Most documentation fails because it serves the author's organizational instincts instead of the reader's task-completion needs — the information architecture, writing patterns, and testing methods that produce genuinely useful developer documentation.

Technical documentation is one of the highest-leverage investments a software product can make, and one of the most systematically underinvested. The gap between a product that developers adopt enthusiastically and one that they abandon after a frustrating first hour is often not the product itself — it is the documentation. The first experience a developer has with your product is almost certainly your documentation, and that experience sets the emotional frame for every subsequent interaction.
The most common failure in technical documentation is optimizing for completeness at the expense of accessibility. Comprehensive API references, exhaustive configuration options, and detailed architecture diagrams are valuable — but they are the wrong starting point for a developer encountering your product for the first time. The optimal documentation architecture begins with a getting-started path that takes a developer from zero to their first working integration in under thirty minutes, and only then provides the comprehensive reference material that supports production use.
Diátaxis — the documentation framework developed by Daniele Procida — provides the most practically useful mental model for documentation architecture. The framework distinguishes four documentation types: tutorials (learning-oriented, practical step-by-step), how-to guides (task-oriented, solving specific problems), reference (information-oriented, comprehensive), and explanation (understanding-oriented, conceptual). Most documentation projects conflate these types — writing reference material in tutorial format or tutorial content buried in reference pages — creating documentation that serves none of its purposes well.
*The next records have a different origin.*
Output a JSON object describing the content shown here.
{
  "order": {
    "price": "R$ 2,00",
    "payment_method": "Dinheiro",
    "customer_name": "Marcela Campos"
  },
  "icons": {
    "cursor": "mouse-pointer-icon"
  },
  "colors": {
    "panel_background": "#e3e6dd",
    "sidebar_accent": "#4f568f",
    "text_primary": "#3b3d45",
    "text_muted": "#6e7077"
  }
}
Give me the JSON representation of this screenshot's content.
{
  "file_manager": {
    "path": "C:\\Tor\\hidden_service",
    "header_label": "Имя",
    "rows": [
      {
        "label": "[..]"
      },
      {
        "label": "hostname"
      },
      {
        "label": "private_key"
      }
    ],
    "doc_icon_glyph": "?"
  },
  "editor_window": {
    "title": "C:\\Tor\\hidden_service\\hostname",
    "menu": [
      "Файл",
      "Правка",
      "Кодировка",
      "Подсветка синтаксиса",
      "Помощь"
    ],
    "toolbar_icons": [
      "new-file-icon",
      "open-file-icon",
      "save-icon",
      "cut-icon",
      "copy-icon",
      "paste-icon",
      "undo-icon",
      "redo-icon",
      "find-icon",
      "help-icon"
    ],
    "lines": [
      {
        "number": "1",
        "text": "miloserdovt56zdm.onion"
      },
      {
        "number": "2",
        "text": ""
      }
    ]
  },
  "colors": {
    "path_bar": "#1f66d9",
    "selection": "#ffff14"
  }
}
Code examples are the single highest-impact element in developer documentation. An accurate, runnable code example in the reader's preferred language communicates more than three paragraphs of prose. The critical investment is ensuring that code examples remain accurate as the product evolves — broken examples in documentation create more support friction than no examples at all. Documentation pipelines that automatically test code examples against the actual product on every release are increasingly standard practice among developer-experience-focused companies.